Tacotron

Implementation of Tacotron, an end-to-end neural network for speech synthesis.

Samples

The following playlist contain samples produced on unseen inputs by Tacotron trained for 180K steps on the Nancy Corpus with r=2 and scheduled sampling 0.5.

Samples r=2

You can try the synthesizer for yourself by running 'download_weights.sh' and then 'test.py' as described below.

When compared to the old samples, the alignment learned with r=2 is considerably better but the audio quality is noticeably rougher. I assume this partially a result of too little training (the original paper trained for at least 20 times longer) but I think it is also related to the scheduled sampling that was necessary to learn the alignment. I also updated the padding which fixed the repetition and corruption at the end of the samples.

Requirements

Data

For best results, use the Nancy corpus from the 2011 Blizzard Challenge. The data is freely availiable for research use on the signing of a license. After obtaining a username and password, add them to the 'download_data.sh' script to fetch it automatically.

We also download the considerably smaller CMU ARCTIC dataset for testing which can be obtained without a license, but don't expect to get good results with it.

You can add new datasets in 'preprocess.py' by writing a 'prepare' function which produces a list of prompts and corresponding list of wav filenames. This should be clear from the examples in 'preprocess.py'.

Usage

To synthesize audio:

First fetch the weights using the script provided

bash download_weights.sh

Then pass prompts (separated by end lines) to 'test.py' through stdin. The audio appears in Tensorboard.

python3 test.py < prompts.txt

echo "This is a test prompt for the system to say." | python3 test.py

To train the model:

First run the data fetching script (preferably after obtaining a username and password for the Nancy corpus)

bash download_data.sh

Then preprocess the data

python3 preprocess.py arctic

python3 preprocess.py nancy

Now we're ready to start training

python3 train.py --train-set nancy (--restore optional)

To see the audio outputs created by Tacotron, open up Tensorboard.

Monitoring the attention alignments produced under the images tab in Tensorboard is by far the best way to debug your model while its training. You'll likely only see generalization to new examples if/when the attention becomes monotonic. The gif below shows the model learning an alignment using the default parameters on the Nancy dataset.

Updates

The memory usage has been significantly reduced. An 8 cpu instance on a cloud service should run the code with standard RAM. My macbook with 16GB of RAM also runs it fine (if incredibly slowly). The reason it's so high is because empirically I found that there was around a 2X speed increase when reading the data from memory instead of disk.

With a K80 and r=2, we process 1 batch every ~2.5 seconds. With a GTX1080 and r=2, we process 1 batch every ~1.5 seconds.

I've begun to implement the multi-speaker tacotron architecture suggested by the Deep Voice 2 paper, but it's currently untested. 'preprocess.py' has the VCTK corpus implemented but you need to download the data. Given the scale of this dataset (40 hours), I assume we'll get better results if we can get it to work.
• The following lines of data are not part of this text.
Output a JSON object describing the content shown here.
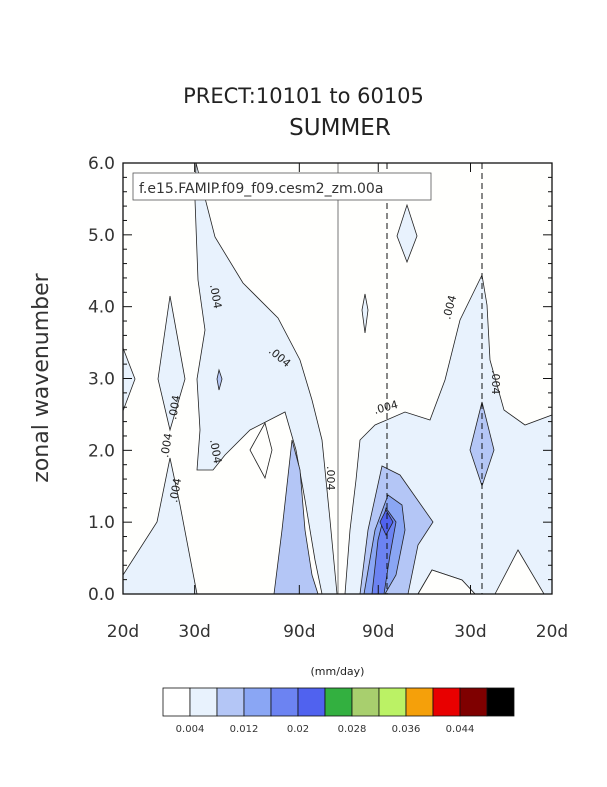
{
  "chart_data": {
    "type": "heatmap",
    "title": "PRECT:10101 to 60105",
    "subtitle": "SUMMER",
    "case_label": "f.e15.FAMIP.f09_f09.cesm2_zm.00a",
    "ylabel": "zonal wavenumber",
    "ylim": [
      0,
      6
    ],
    "y_ticks": [
      "0.0",
      "1.0",
      "2.0",
      "3.0",
      "4.0",
      "5.0",
      "6.0"
    ],
    "x_ticks": [
      "20d",
      "30d",
      "90d",
      "90d",
      "30d",
      "20d"
    ],
    "x_tick_fractions": [
      0,
      0.167,
      0.411,
      0.595,
      0.81,
      1
    ],
    "period_lines_dashed": [
      "90d",
      "30d"
    ],
    "contour_labels": [
      ".004",
      ".004",
      ".004",
      ".004",
      ".004",
      ".004",
      ".004",
      ".004",
      ".004",
      ".004"
    ],
    "units": "(mm/day)",
    "colorbar": {
      "colors": [
        "#ffffff",
        "#e8f2fd",
        "#b4c6f6",
        "#8aa6f4",
        "#6c83f2",
        "#5062ef",
        "#33b040",
        "#a8cf6e",
        "#bbf265",
        "#f5a00a",
        "#e80000",
        "#7f0000",
        "#000000"
      ],
      "tick_labels": [
        "0.004",
        "0.012",
        "0.02",
        "0.028",
        "0.036",
        "0.044"
      ]
    }
  }
}
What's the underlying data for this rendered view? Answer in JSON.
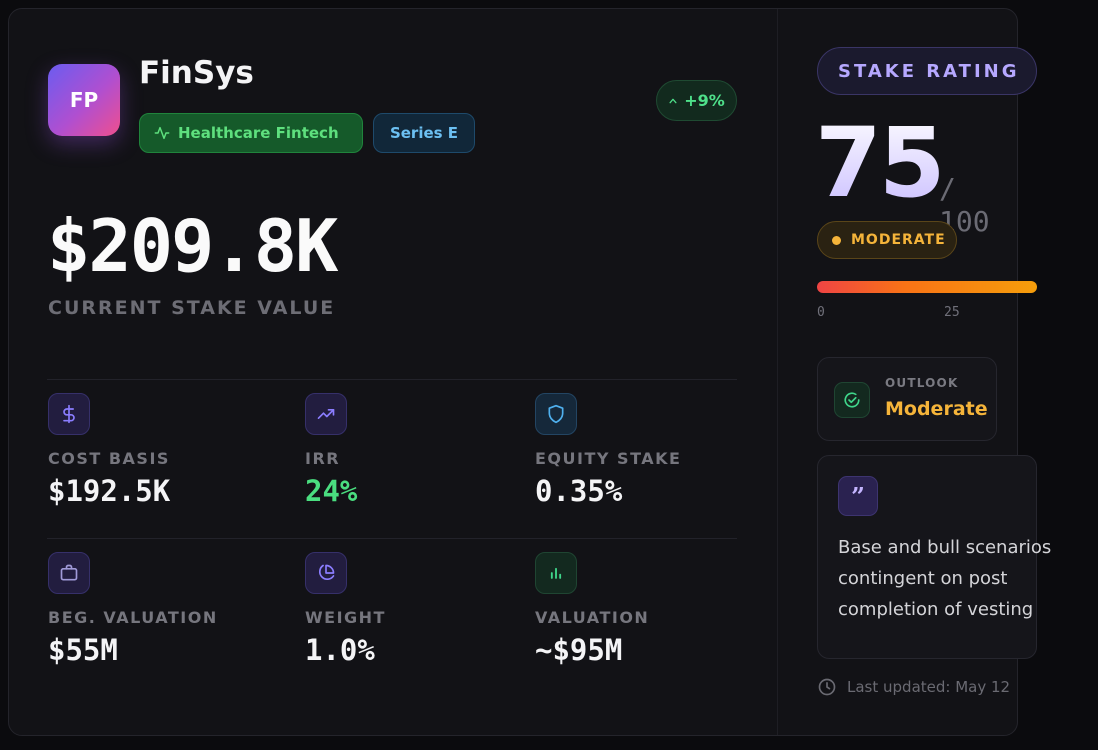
{
  "header": {
    "logo_initials": "FP",
    "company_name": "FinSys",
    "sector_tag": "Healthcare Fintech",
    "series_tag": "Series E",
    "change": "+9%"
  },
  "stake": {
    "value": "$209.8K",
    "label": "CURRENT STAKE VALUE"
  },
  "metrics": [
    {
      "label": "COST BASIS",
      "value": "$192.5K",
      "icon": "dollar-icon"
    },
    {
      "label": "IRR",
      "value": "24%",
      "icon": "trending-up-icon",
      "value_color": "#4ade80"
    },
    {
      "label": "EQUITY STAKE",
      "value": "0.35%",
      "icon": "shield-icon"
    },
    {
      "label": "BEG. VALUATION",
      "value": "$55M",
      "icon": "briefcase-icon"
    },
    {
      "label": "WEIGHT",
      "value": "1.0%",
      "icon": "pie-chart-icon"
    },
    {
      "label": "VALUATION",
      "value": "~$95M",
      "icon": "bar-chart-icon"
    }
  ],
  "rating": {
    "title": "STAKE RATING",
    "score": "75",
    "max": "/ 100",
    "level": "MODERATE",
    "gauge_ticks": [
      "0",
      "25"
    ]
  },
  "outlook": {
    "label": "OUTLOOK",
    "value": "Moderate"
  },
  "note": {
    "lines": [
      "Base and bull scenarios",
      "contingent on post",
      "completion of vesting"
    ]
  },
  "footer": {
    "updated": "Last updated: May 12"
  },
  "colors": {
    "accent_purple": "#b6a8ff",
    "positive_green": "#4ade80",
    "warning_amber": "#f5b43a"
  }
}
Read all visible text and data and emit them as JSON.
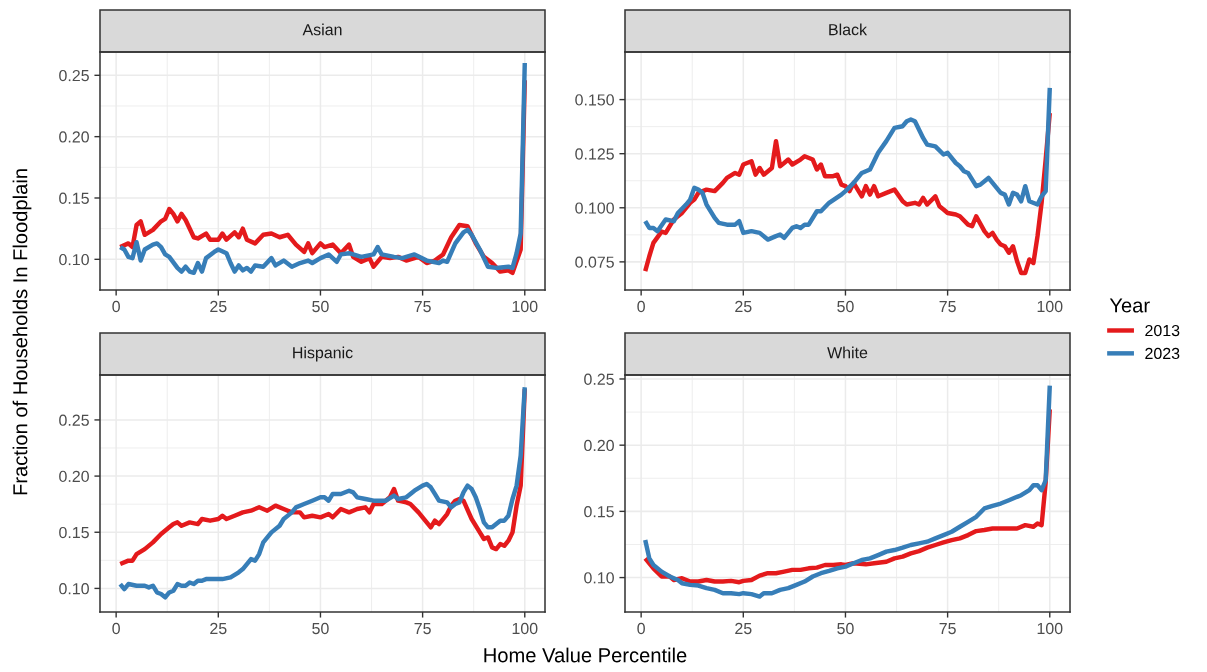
{
  "chart_data": [
    {
      "type": "line",
      "title": "Asian",
      "legend": "right",
      "legend_title": "Year",
      "ylabel": "Fraction of Households In Floodplain",
      "xlim": [
        -3.95,
        104.95
      ],
      "xticks": [
        0,
        25,
        50,
        75,
        100
      ],
      "ylim": [
        0.075,
        0.269
      ],
      "yticks": [
        {
          "value": 0.1,
          "label": "0.10"
        },
        0.15,
        {
          "value": 0.2,
          "label": "0.20"
        },
        0.25
      ],
      "grid": true,
      "line_style": "solid",
      "marker": "none",
      "series": [
        {
          "name": "2013",
          "color": "#e41a1c",
          "x": [
            1,
            3,
            4,
            5,
            6,
            7,
            9,
            11,
            12,
            13,
            14,
            15,
            16,
            17,
            19,
            20,
            22,
            23,
            25,
            26,
            27,
            29,
            30,
            31,
            32,
            34,
            36,
            38,
            40,
            42,
            44,
            46,
            47,
            48,
            50,
            51,
            53,
            55,
            57,
            58,
            60,
            62,
            63,
            65,
            67,
            69,
            71,
            74,
            76,
            78,
            80,
            82,
            84,
            86,
            88,
            90,
            92,
            94,
            96,
            97,
            99,
            100
          ],
          "values": [
            0.11,
            0.113,
            0.11,
            0.128,
            0.131,
            0.12,
            0.124,
            0.131,
            0.133,
            0.141,
            0.137,
            0.131,
            0.137,
            0.132,
            0.118,
            0.117,
            0.121,
            0.116,
            0.116,
            0.121,
            0.116,
            0.122,
            0.118,
            0.125,
            0.116,
            0.113,
            0.12,
            0.121,
            0.118,
            0.12,
            0.112,
            0.106,
            0.113,
            0.105,
            0.113,
            0.11,
            0.112,
            0.105,
            0.112,
            0.102,
            0.098,
            0.101,
            0.094,
            0.102,
            0.101,
            0.102,
            0.099,
            0.102,
            0.097,
            0.099,
            0.104,
            0.118,
            0.128,
            0.127,
            0.113,
            0.102,
            0.097,
            0.09,
            0.091,
            0.089,
            0.108,
            0.246
          ]
        },
        {
          "name": "2023",
          "color": "#377eb8",
          "x": [
            1,
            2,
            3,
            4,
            5,
            6,
            7,
            9,
            10,
            11,
            12,
            13,
            15,
            16,
            17,
            18,
            19,
            20,
            21,
            22,
            24,
            25,
            27,
            28,
            29,
            30,
            31,
            32,
            33,
            34,
            36,
            38,
            39,
            41,
            43,
            45,
            47,
            48,
            50,
            52,
            54,
            55,
            57,
            60,
            63,
            64,
            65,
            68,
            70,
            73,
            76,
            79,
            80,
            81,
            83,
            85,
            86,
            87,
            89,
            91,
            93,
            96,
            97,
            98,
            99,
            100
          ],
          "values": [
            0.11,
            0.108,
            0.102,
            0.101,
            0.114,
            0.099,
            0.108,
            0.112,
            0.113,
            0.11,
            0.104,
            0.102,
            0.093,
            0.09,
            0.094,
            0.09,
            0.089,
            0.097,
            0.09,
            0.101,
            0.106,
            0.108,
            0.105,
            0.097,
            0.09,
            0.095,
            0.091,
            0.093,
            0.09,
            0.095,
            0.094,
            0.101,
            0.095,
            0.099,
            0.094,
            0.097,
            0.099,
            0.097,
            0.101,
            0.104,
            0.098,
            0.104,
            0.105,
            0.102,
            0.104,
            0.11,
            0.104,
            0.102,
            0.101,
            0.104,
            0.099,
            0.097,
            0.099,
            0.098,
            0.113,
            0.122,
            0.124,
            0.12,
            0.108,
            0.094,
            0.093,
            0.094,
            0.093,
            0.105,
            0.121,
            0.26
          ]
        }
      ]
    },
    {
      "type": "line",
      "title": "Black",
      "xlim": [
        -3.95,
        104.95
      ],
      "xticks": [
        0,
        25,
        50,
        75,
        100
      ],
      "ylim": [
        0.062,
        0.172
      ],
      "yticks": [
        0.075,
        {
          "value": 0.1,
          "label": "0.100"
        },
        0.125,
        {
          "value": 0.15,
          "label": "0.150"
        }
      ],
      "grid": true,
      "line_style": "solid",
      "marker": "none",
      "series": [
        {
          "name": "2013",
          "color": "#e41a1c",
          "x": [
            1,
            2,
            3,
            5,
            6,
            8,
            10,
            12,
            13,
            14,
            16,
            18,
            20,
            21,
            23,
            24,
            25,
            27,
            28,
            29,
            30,
            32,
            33,
            34,
            35,
            36,
            37,
            39,
            40,
            42,
            43,
            44,
            45,
            47,
            48,
            49,
            50,
            51,
            52,
            53,
            54,
            55,
            56,
            57,
            58,
            60,
            62,
            64,
            65,
            67,
            68,
            69,
            70,
            72,
            73,
            74,
            75,
            77,
            78,
            80,
            81,
            82,
            84,
            85,
            86,
            87,
            88,
            89,
            90,
            91,
            92,
            93,
            94,
            95,
            96,
            97,
            98,
            99,
            100
          ],
          "values": [
            0.0707,
            0.0776,
            0.0838,
            0.089,
            0.0884,
            0.0946,
            0.0976,
            0.1023,
            0.1038,
            0.1069,
            0.1084,
            0.1077,
            0.1115,
            0.1138,
            0.1161,
            0.1153,
            0.12,
            0.1215,
            0.1153,
            0.1184,
            0.1153,
            0.1184,
            0.1308,
            0.1192,
            0.1207,
            0.1223,
            0.12,
            0.1223,
            0.1238,
            0.1223,
            0.1177,
            0.12,
            0.1146,
            0.1146,
            0.1153,
            0.1107,
            0.11,
            0.1077,
            0.1115,
            0.1084,
            0.1053,
            0.11,
            0.1061,
            0.11,
            0.1053,
            0.1069,
            0.1084,
            0.103,
            0.1015,
            0.1023,
            0.1015,
            0.1046,
            0.1015,
            0.1053,
            0.1007,
            0.0992,
            0.0976,
            0.0969,
            0.0961,
            0.0922,
            0.0915,
            0.0961,
            0.0892,
            0.0869,
            0.0884,
            0.0853,
            0.083,
            0.0822,
            0.0792,
            0.0822,
            0.0753,
            0.0699,
            0.0699,
            0.0761,
            0.0745,
            0.0869,
            0.1023,
            0.1223,
            0.1438
          ]
        },
        {
          "name": "2023",
          "color": "#377eb8",
          "x": [
            1,
            2,
            3,
            4,
            6,
            8,
            9,
            11,
            12,
            13,
            14,
            15,
            16,
            18,
            19,
            21,
            23,
            24,
            25,
            27,
            29,
            31,
            33,
            34,
            35,
            37,
            38,
            39,
            40,
            41,
            43,
            44,
            46,
            49,
            50,
            52,
            54,
            56,
            58,
            60,
            62,
            64,
            65,
            66,
            67,
            69,
            70,
            72,
            74,
            75,
            77,
            78,
            79,
            80,
            82,
            83,
            85,
            86,
            87,
            88,
            89,
            90,
            91,
            92,
            93,
            94,
            95,
            97,
            98,
            99,
            100
          ],
          "values": [
            0.0938,
            0.0907,
            0.0907,
            0.0892,
            0.0946,
            0.0938,
            0.0976,
            0.1015,
            0.1038,
            0.1092,
            0.1084,
            0.1069,
            0.1015,
            0.0953,
            0.093,
            0.0922,
            0.0922,
            0.0938,
            0.0884,
            0.0892,
            0.0884,
            0.0853,
            0.0869,
            0.0876,
            0.0861,
            0.0907,
            0.0915,
            0.0907,
            0.0922,
            0.0922,
            0.0984,
            0.0984,
            0.1023,
            0.1061,
            0.1077,
            0.1115,
            0.1161,
            0.1177,
            0.1254,
            0.1308,
            0.1369,
            0.1377,
            0.14,
            0.1408,
            0.14,
            0.1323,
            0.1292,
            0.1284,
            0.1246,
            0.1254,
            0.1207,
            0.1192,
            0.1169,
            0.1161,
            0.11,
            0.1107,
            0.1138,
            0.1115,
            0.1092,
            0.1069,
            0.1061,
            0.1015,
            0.1069,
            0.1061,
            0.103,
            0.11,
            0.103,
            0.1015,
            0.1053,
            0.1077,
            0.1554
          ]
        }
      ]
    },
    {
      "type": "line",
      "title": "Hispanic",
      "xlabel": "Home Value Percentile",
      "xlim": [
        -3.95,
        104.95
      ],
      "xticks": [
        0,
        25,
        50,
        75,
        100
      ],
      "ylim": [
        0.079,
        0.29
      ],
      "yticks": [
        {
          "value": 0.1,
          "label": "0.10"
        },
        0.15,
        {
          "value": 0.2,
          "label": "0.20"
        },
        0.25
      ],
      "grid": true,
      "line_style": "solid",
      "marker": "none",
      "series": [
        {
          "name": "2013",
          "color": "#e41a1c",
          "x": [
            1,
            3,
            4,
            5,
            7,
            9,
            11,
            13,
            14,
            15,
            16,
            18,
            20,
            21,
            23,
            25,
            26,
            27,
            29,
            31,
            33,
            35,
            37,
            39,
            41,
            43,
            45,
            46,
            48,
            50,
            52,
            53,
            55,
            57,
            59,
            61,
            62,
            63,
            65,
            67,
            68,
            69,
            71,
            72,
            74,
            76,
            77,
            78,
            79,
            81,
            82,
            83,
            84,
            85,
            87,
            89,
            90,
            91,
            92,
            93,
            94,
            95,
            96,
            97,
            98,
            99,
            100
          ],
          "values": [
            0.1217,
            0.1247,
            0.1247,
            0.1306,
            0.135,
            0.141,
            0.1484,
            0.1544,
            0.1573,
            0.1588,
            0.1558,
            0.1588,
            0.1573,
            0.1618,
            0.1603,
            0.1618,
            0.1647,
            0.1618,
            0.1647,
            0.1677,
            0.1692,
            0.1722,
            0.1692,
            0.1737,
            0.1707,
            0.1677,
            0.1677,
            0.1633,
            0.1647,
            0.1633,
            0.1662,
            0.1633,
            0.1707,
            0.1677,
            0.1707,
            0.1722,
            0.1677,
            0.1751,
            0.1751,
            0.1811,
            0.1885,
            0.1781,
            0.1766,
            0.1751,
            0.1677,
            0.1588,
            0.1544,
            0.1603,
            0.1573,
            0.1662,
            0.1737,
            0.1781,
            0.1796,
            0.1781,
            0.1618,
            0.1499,
            0.144,
            0.1454,
            0.1365,
            0.135,
            0.1395,
            0.138,
            0.1425,
            0.1499,
            0.1737,
            0.1915,
            0.2776
          ]
        },
        {
          "name": "2023",
          "color": "#377eb8",
          "x": [
            1,
            2,
            3,
            5,
            7,
            8,
            9,
            10,
            11,
            12,
            13,
            14,
            15,
            16,
            17,
            18,
            19,
            20,
            21,
            22,
            24,
            26,
            28,
            30,
            31,
            33,
            34,
            35,
            36,
            38,
            40,
            41,
            43,
            44,
            46,
            48,
            50,
            51,
            52,
            53,
            55,
            57,
            58,
            59,
            61,
            63,
            66,
            68,
            69,
            71,
            73,
            75,
            76,
            77,
            78,
            79,
            81,
            82,
            83,
            84,
            85,
            86,
            87,
            88,
            89,
            90,
            91,
            92,
            93,
            94,
            95,
            96,
            97,
            98,
            99,
            100
          ],
          "values": [
            0.1039,
            0.0994,
            0.1039,
            0.1024,
            0.1024,
            0.1009,
            0.1024,
            0.0964,
            0.095,
            0.092,
            0.0964,
            0.0979,
            0.1039,
            0.1024,
            0.1024,
            0.1053,
            0.1039,
            0.1068,
            0.1068,
            0.1083,
            0.1083,
            0.1083,
            0.1098,
            0.1143,
            0.1172,
            0.1261,
            0.1247,
            0.1306,
            0.141,
            0.1499,
            0.1558,
            0.1618,
            0.1677,
            0.1722,
            0.1751,
            0.1781,
            0.1811,
            0.1811,
            0.1781,
            0.1841,
            0.1841,
            0.187,
            0.1855,
            0.1811,
            0.1796,
            0.1781,
            0.1781,
            0.1826,
            0.1796,
            0.1811,
            0.187,
            0.1915,
            0.193,
            0.19,
            0.1841,
            0.1781,
            0.1766,
            0.1722,
            0.1751,
            0.1766,
            0.1855,
            0.1915,
            0.1885,
            0.1811,
            0.1707,
            0.1588,
            0.1544,
            0.1544,
            0.1573,
            0.1603,
            0.1603,
            0.1647,
            0.1796,
            0.1915,
            0.2182,
            0.2791
          ]
        }
      ]
    },
    {
      "type": "line",
      "title": "White",
      "xlim": [
        -3.95,
        104.95
      ],
      "xticks": [
        0,
        25,
        50,
        75,
        100
      ],
      "ylim": [
        0.074,
        0.253
      ],
      "yticks": [
        {
          "value": 0.1,
          "label": "0.10"
        },
        0.15,
        {
          "value": 0.2,
          "label": "0.20"
        },
        0.25
      ],
      "grid": true,
      "line_style": "solid",
      "marker": "none",
      "series": [
        {
          "name": "2013",
          "color": "#e41a1c",
          "x": [
            1,
            3,
            5,
            7,
            8,
            10,
            12,
            14,
            16,
            18,
            20,
            22,
            24,
            25,
            27,
            29,
            31,
            33,
            35,
            37,
            39,
            41,
            43,
            45,
            47,
            49,
            50,
            52,
            55,
            57,
            60,
            62,
            64,
            66,
            68,
            70,
            72,
            74,
            76,
            78,
            80,
            82,
            84,
            86,
            88,
            90,
            92,
            94,
            96,
            97,
            98,
            99,
            100
          ],
          "values": [
            0.1145,
            0.107,
            0.1008,
            0.1008,
            0.0982,
            0.0995,
            0.097,
            0.097,
            0.0982,
            0.097,
            0.097,
            0.0975,
            0.0965,
            0.0975,
            0.0982,
            0.1015,
            0.1033,
            0.1033,
            0.1045,
            0.1058,
            0.1058,
            0.107,
            0.1075,
            0.1095,
            0.1095,
            0.11,
            0.1095,
            0.1108,
            0.11,
            0.1108,
            0.112,
            0.1145,
            0.1158,
            0.1183,
            0.12,
            0.1226,
            0.1246,
            0.1266,
            0.1283,
            0.1296,
            0.1321,
            0.1351,
            0.1359,
            0.1371,
            0.1371,
            0.1371,
            0.1371,
            0.1396,
            0.1384,
            0.1409,
            0.1396,
            0.172,
            0.227
          ]
        },
        {
          "name": "2023",
          "color": "#377eb8",
          "x": [
            1,
            2,
            3,
            5,
            7,
            9,
            10,
            12,
            14,
            16,
            18,
            20,
            22,
            24,
            25,
            27,
            29,
            30,
            32,
            34,
            36,
            38,
            40,
            42,
            44,
            46,
            48,
            50,
            52,
            54,
            56,
            58,
            60,
            62,
            64,
            66,
            68,
            70,
            72,
            74,
            76,
            78,
            80,
            82,
            84,
            86,
            88,
            90,
            92,
            93,
            95,
            96,
            97,
            98,
            99,
            100
          ],
          "values": [
            0.1283,
            0.1145,
            0.1095,
            0.1045,
            0.1008,
            0.0982,
            0.0957,
            0.0945,
            0.094,
            0.092,
            0.0907,
            0.0882,
            0.0882,
            0.0875,
            0.0882,
            0.0875,
            0.0857,
            0.0882,
            0.0882,
            0.0907,
            0.092,
            0.0945,
            0.097,
            0.1008,
            0.1033,
            0.105,
            0.107,
            0.1083,
            0.1108,
            0.1133,
            0.1145,
            0.117,
            0.1196,
            0.1208,
            0.1226,
            0.1246,
            0.1258,
            0.1271,
            0.1296,
            0.1321,
            0.1346,
            0.1384,
            0.1421,
            0.1459,
            0.1522,
            0.1542,
            0.1559,
            0.1584,
            0.161,
            0.1622,
            0.166,
            0.1697,
            0.1697,
            0.166,
            0.1735,
            0.245
          ]
        }
      ]
    }
  ]
}
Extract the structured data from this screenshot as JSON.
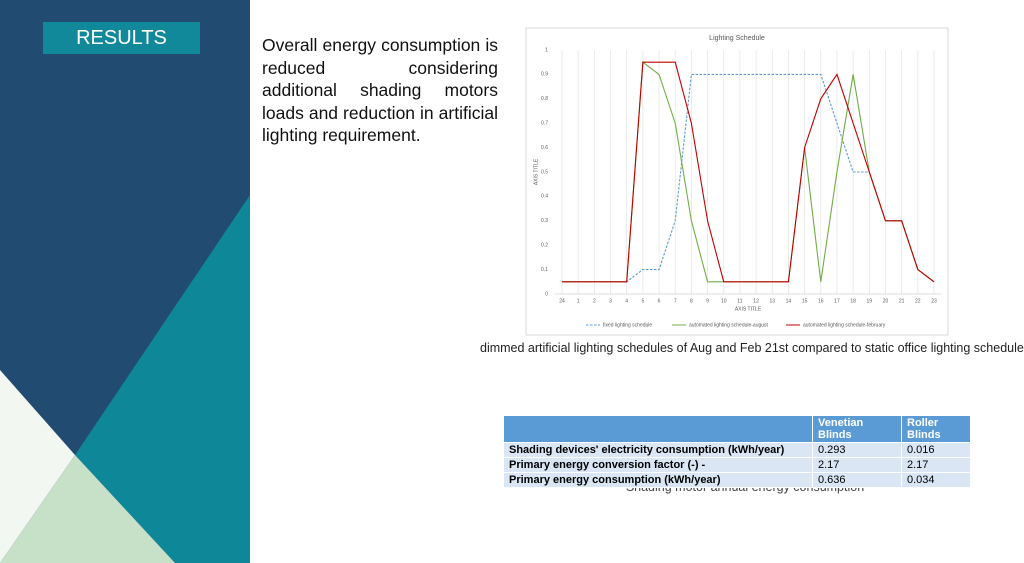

Particularly if using a smaller dataset and no scheduled sampling, you're likely to see very different audio quality at training and test time, even on training examples. This is a result of how this seq2seq model is trained -- in training, the ground truth is provided at each time step in the decoder but in testing we must use the previous time step as input. This will be noisey and thus result in poorer quality future outputs. Scheduled sampling addresses this.